This script is intended to run besides Hercules. It continuously monitors a directory on a local data storage node. It copies new or updated files and then starts a Hercules jobs to send each file to a remote destination. This shall provide a drag-and-drop like experience for Hercules file transfer.
The main goal is to send files form a local to a remote destination. In this process four machines are involved:
- local data host: Data storage, accessible by local users, accessible by local transfer host
- local transfer host: NOT accessible by users, runs Hercules Server, runs THIS script
- remote transfer host: NOT accessible by users, runs Hercules Server, runs THIS script
- remote data host: Data storage, accessible by remote users, accessible by remote transfer host
This script can be configured via a json config file. The path to the configfile can be given via command line arguments: python3 main.py -c "config.json"

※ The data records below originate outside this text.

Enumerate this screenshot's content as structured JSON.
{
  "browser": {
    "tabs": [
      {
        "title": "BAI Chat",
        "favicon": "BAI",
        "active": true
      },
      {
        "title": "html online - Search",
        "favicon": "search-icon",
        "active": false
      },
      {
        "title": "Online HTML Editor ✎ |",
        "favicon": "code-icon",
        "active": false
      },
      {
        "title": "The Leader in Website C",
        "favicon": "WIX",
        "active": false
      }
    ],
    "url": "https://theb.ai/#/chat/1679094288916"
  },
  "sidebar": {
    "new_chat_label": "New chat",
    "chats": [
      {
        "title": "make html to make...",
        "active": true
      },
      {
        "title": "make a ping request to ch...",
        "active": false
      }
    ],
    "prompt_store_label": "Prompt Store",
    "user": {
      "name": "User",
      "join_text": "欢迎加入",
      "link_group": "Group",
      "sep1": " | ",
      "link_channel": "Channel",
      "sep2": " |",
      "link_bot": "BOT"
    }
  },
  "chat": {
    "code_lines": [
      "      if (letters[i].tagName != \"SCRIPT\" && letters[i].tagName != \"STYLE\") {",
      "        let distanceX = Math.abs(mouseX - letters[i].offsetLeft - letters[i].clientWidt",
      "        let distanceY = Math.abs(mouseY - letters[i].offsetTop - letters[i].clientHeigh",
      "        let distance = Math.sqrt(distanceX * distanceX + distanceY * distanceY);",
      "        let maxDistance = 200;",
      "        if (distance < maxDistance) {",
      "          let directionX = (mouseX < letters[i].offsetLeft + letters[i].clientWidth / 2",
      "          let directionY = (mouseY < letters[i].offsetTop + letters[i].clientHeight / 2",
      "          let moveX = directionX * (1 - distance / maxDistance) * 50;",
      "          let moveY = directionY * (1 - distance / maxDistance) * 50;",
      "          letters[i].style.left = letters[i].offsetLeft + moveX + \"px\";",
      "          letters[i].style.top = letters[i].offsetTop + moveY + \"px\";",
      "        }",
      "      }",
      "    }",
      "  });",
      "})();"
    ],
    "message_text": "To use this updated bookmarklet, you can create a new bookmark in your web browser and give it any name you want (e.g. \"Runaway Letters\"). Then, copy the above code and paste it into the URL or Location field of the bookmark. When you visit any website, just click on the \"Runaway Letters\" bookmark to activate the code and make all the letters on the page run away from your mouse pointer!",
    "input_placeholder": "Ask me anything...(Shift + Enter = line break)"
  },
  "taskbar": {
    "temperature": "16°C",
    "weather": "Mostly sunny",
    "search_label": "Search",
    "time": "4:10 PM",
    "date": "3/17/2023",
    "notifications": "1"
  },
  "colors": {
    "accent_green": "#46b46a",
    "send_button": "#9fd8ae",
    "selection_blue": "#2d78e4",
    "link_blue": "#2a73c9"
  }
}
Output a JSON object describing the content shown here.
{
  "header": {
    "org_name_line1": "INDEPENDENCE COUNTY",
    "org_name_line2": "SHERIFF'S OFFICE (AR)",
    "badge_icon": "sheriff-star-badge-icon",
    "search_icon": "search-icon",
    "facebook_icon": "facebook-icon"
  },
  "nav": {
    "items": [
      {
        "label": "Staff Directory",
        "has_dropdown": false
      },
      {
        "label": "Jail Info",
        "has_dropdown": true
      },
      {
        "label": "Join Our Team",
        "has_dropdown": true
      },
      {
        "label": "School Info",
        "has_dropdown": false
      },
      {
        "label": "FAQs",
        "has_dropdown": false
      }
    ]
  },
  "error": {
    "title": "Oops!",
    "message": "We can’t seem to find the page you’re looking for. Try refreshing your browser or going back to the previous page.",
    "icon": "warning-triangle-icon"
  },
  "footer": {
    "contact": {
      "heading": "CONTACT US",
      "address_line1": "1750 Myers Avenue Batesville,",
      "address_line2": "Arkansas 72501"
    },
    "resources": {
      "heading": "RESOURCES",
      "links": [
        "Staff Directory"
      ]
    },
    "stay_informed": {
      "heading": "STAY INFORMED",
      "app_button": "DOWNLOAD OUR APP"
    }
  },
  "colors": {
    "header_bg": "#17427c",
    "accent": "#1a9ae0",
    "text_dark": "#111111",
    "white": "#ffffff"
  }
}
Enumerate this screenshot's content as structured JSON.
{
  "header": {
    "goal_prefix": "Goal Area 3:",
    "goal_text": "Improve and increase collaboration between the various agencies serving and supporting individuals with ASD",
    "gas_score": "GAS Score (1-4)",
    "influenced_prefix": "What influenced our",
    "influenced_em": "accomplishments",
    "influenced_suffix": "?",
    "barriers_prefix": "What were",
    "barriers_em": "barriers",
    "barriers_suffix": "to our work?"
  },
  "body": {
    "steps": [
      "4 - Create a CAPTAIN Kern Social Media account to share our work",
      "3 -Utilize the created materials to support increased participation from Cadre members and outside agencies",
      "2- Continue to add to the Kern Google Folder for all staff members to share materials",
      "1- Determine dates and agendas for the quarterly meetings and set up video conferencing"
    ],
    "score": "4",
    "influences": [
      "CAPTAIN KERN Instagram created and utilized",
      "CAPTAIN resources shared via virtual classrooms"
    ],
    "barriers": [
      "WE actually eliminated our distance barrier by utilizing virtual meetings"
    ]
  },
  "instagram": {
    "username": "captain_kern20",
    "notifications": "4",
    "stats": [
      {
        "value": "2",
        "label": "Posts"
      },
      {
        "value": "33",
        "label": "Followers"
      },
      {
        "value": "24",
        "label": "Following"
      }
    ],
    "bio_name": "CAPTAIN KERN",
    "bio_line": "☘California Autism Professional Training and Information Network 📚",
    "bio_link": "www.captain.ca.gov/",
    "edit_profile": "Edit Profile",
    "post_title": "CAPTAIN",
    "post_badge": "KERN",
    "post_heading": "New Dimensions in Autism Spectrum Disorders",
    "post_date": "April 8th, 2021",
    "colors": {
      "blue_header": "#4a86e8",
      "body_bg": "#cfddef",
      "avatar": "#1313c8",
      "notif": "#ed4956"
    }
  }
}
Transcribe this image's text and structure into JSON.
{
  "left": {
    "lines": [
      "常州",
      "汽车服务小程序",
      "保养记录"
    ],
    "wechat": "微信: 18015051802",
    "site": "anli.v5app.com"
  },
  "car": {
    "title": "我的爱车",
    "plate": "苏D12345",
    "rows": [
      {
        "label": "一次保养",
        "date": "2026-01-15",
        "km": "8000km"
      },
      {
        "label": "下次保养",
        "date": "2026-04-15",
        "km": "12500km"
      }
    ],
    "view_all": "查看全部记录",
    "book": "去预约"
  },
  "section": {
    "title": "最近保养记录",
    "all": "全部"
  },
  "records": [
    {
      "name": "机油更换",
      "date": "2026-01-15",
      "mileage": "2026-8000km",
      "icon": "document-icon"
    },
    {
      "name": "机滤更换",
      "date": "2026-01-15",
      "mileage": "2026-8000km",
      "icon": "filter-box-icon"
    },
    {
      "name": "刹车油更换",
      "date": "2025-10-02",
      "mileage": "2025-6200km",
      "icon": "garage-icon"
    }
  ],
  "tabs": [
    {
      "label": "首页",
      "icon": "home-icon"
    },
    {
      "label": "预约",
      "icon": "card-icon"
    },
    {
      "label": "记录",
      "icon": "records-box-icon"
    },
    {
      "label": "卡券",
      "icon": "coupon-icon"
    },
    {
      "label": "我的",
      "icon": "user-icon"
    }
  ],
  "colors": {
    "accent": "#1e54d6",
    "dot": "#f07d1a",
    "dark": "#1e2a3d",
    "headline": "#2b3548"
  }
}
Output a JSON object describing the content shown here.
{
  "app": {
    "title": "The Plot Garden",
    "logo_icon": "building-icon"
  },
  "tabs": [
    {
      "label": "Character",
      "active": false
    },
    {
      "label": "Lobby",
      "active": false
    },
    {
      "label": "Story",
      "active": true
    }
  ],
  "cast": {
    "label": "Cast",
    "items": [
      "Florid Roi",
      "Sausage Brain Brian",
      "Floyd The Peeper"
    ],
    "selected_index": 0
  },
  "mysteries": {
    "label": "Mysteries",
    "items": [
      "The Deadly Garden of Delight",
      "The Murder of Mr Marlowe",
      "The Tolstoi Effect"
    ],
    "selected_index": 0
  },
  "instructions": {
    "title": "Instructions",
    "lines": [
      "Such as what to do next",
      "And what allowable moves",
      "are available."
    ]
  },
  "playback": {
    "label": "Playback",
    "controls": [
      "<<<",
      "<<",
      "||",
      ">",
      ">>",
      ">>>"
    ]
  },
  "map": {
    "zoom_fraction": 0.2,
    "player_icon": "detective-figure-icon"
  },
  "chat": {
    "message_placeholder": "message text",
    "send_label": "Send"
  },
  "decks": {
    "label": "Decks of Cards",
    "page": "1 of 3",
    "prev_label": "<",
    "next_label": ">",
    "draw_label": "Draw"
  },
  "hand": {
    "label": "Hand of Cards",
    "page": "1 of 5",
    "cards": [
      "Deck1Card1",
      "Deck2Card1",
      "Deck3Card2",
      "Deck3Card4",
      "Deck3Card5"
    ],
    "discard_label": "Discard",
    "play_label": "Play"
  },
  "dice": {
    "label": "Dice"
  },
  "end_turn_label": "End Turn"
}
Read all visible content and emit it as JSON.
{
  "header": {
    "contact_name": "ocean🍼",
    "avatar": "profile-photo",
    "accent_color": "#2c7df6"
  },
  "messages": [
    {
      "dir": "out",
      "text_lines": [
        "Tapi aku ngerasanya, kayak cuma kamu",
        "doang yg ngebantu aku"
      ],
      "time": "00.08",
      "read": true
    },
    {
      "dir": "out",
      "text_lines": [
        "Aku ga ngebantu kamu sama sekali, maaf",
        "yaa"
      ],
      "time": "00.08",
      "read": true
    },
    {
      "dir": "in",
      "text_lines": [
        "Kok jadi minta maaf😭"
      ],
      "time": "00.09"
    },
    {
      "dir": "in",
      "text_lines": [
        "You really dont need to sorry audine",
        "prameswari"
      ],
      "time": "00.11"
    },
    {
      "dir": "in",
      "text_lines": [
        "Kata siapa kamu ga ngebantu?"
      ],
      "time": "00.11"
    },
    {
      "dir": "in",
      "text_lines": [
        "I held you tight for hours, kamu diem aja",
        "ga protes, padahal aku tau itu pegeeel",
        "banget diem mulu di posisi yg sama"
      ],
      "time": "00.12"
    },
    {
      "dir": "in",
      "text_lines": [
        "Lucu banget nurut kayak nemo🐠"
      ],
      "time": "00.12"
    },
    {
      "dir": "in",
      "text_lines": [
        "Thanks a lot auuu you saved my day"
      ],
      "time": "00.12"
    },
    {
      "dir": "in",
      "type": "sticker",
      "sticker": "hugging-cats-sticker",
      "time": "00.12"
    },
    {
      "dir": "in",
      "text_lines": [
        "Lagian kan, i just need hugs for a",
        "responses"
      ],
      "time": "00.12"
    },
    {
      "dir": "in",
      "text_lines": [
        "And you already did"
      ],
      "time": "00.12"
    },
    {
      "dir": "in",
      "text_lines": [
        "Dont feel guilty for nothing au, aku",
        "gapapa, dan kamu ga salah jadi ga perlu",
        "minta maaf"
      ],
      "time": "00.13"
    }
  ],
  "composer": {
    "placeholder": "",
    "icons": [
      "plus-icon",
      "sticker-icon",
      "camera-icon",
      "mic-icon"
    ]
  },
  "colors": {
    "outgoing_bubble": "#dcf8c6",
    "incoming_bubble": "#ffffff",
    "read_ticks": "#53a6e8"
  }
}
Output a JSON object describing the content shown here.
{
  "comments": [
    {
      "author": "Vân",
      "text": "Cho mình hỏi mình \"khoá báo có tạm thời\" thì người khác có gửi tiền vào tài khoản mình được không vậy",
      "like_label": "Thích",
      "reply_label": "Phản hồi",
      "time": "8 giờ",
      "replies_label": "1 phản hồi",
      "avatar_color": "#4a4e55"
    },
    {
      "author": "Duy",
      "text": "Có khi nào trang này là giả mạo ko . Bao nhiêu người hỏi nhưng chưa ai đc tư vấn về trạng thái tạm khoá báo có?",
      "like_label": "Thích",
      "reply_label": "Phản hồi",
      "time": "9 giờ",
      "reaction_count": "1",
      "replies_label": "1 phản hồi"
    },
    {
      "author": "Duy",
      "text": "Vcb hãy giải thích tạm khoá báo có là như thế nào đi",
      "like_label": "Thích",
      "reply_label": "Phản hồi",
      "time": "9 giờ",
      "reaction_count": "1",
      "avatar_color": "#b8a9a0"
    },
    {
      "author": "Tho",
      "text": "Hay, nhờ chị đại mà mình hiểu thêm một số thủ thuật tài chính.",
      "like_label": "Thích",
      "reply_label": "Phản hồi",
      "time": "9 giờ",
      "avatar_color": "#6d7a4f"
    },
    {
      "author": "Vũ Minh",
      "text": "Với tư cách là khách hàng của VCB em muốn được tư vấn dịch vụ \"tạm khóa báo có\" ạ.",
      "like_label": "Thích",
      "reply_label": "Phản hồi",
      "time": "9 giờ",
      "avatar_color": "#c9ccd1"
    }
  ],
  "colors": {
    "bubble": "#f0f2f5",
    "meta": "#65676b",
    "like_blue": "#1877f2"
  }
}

The config file shall have the following format and fields:
{
"ldh_ip": "",
"ldh_username": "",
"ldh_ssh_key_file": "",
"ldh_observe_dir": "",
"ldh_write_dir": "",
"lth_state_file_dir": "",
"lth_hercules_rcv_dir": "./temp/incoming",
"lth_out_temp_dir": "./temp/outgoing",
"hercules_monitor_address": "",
"rth_address": "",
"rth_target_dir": ""
}
- ldh_ip: local data host IP address
- ldh_username: local data host username for SFTP login
- ldh_ssh_key_file: local data host ssh key file for SFTP login
- ldh_observe_dir: local data host directory to observe for outgoing files
- ldh_write_dir: local data host directory to write incoming files to
- lth_state_file_dir: local transfer host directory where
incoming_state.json
andoutgoing_state.json
will be stored and loaded from. - lth_hercules_rcv_dir: local transfer host directory to observe for incoming hercules transfers
- lth_out_temp_dir: local transfer host directory to temporarily store files for outgoing hercules transfers
- hercules_monitor_address: address to interact with Hercules via HTTP api. (default=localhost:8000)
- rth_address: remote transfer host address. The destination address for hercules transferes. (SCION address)
- rth_target_dir: remote transfer host target directory. The destination directory for hercules transferes.
This script stores file metadata as a File
object. This includes a FileState
. This state determines the current and next steps that must be performed on that file (copy, send, delete, ...).
The states and the state transitions are explained in the chart below.
- does hercules handle small files? (Had issues with test files that are just a few bytes in size.)